James Maw, wheat trader at Glencore, said freight rates between the East of England and Spain had rocketed 55% over the last month to about £17-19/t

“It is widening the spread between buyers and sellers. Either the sale price goes up or the purchase rate goes down, or both,” said Mr Maw.

But Grainfarmers said that despite logistical problems, the strong euro had made British exports more competitive, with November‘s feed wheat price was up slightly at £61/t.

The UK is on target to ship 1.6m tonnes by Christmas, about 45% of the exportable surplus, it added, although wheat export manager David Doyle warned the order books for Jan-June were lighter than usual.

Julian Bell, a senior economist with the Home-Grown Cereals Authority, said ex-farm prices would not necessarily suffer from freight rates.

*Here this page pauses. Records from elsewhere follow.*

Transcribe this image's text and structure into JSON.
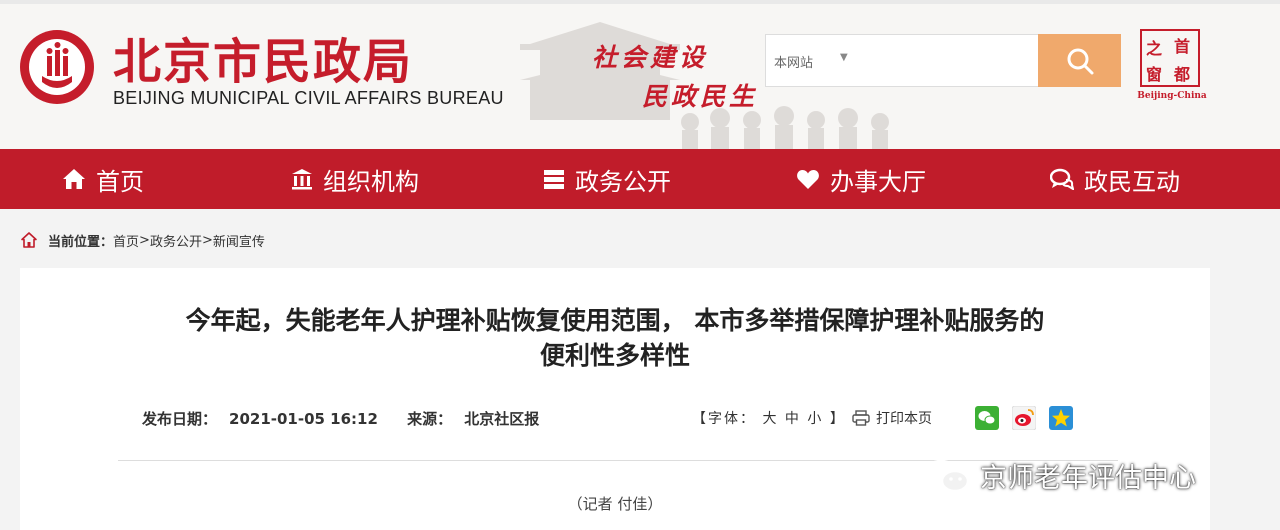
{
  "header": {
    "title": "北京市民政局",
    "subtitle": "BEIJING MUNICIPAL CIVIL AFFAIRS BUREAU",
    "slogan_line1": "社会建设",
    "slogan_line2": "民政民生",
    "search": {
      "scope": "本网站",
      "placeholder": ""
    },
    "capital_logo": {
      "chars": [
        "之",
        "首",
        "窗",
        "都"
      ],
      "caption": "Beijing-China"
    }
  },
  "nav": {
    "items": [
      {
        "label": "首页",
        "icon": "home-icon"
      },
      {
        "label": "组织机构",
        "icon": "building-icon"
      },
      {
        "label": "政务公开",
        "icon": "list-icon"
      },
      {
        "label": "办事大厅",
        "icon": "heart-icon"
      },
      {
        "label": "政民互动",
        "icon": "chat-icon"
      }
    ]
  },
  "breadcrumb": {
    "label": "当前位置：",
    "items": [
      "首页",
      "政务公开",
      "新闻宣传"
    ],
    "separator": ">"
  },
  "article": {
    "title_line1": "今年起，失能老年人护理补贴恢复使用范围， 本市多举措保障护理补贴服务的",
    "title_line2": "便利性多样性",
    "publish_label": "发布日期：",
    "publish_date": "2021-01-05 16:12",
    "source_label": "来源：",
    "source": "北京社区报",
    "font_label": "【字体：",
    "font_large": "大",
    "font_medium": "中",
    "font_small": "小",
    "font_close": "】",
    "print_label": "打印本页",
    "reporter": "（记者 付佳）"
  },
  "watermark": "京师老年评估中心",
  "colors": {
    "brand_red": "#c01c2a",
    "search_orange": "#f0a96c"
  }
}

“World trade is still expected to be fairly good this year, with the IGC estimating 100m tonnes of trade,” he said.

“The biggest impact will be on the end-user, because wherever they source their grain from, they’ll still have to pay for transportation.”

Rates for large vessels over 25,000t have risen more slowly than small ships, by about 20% to $28/t (£15/t).

Oil price inflation is blamed for the increases, as well as poor weather and a shortage of vessels.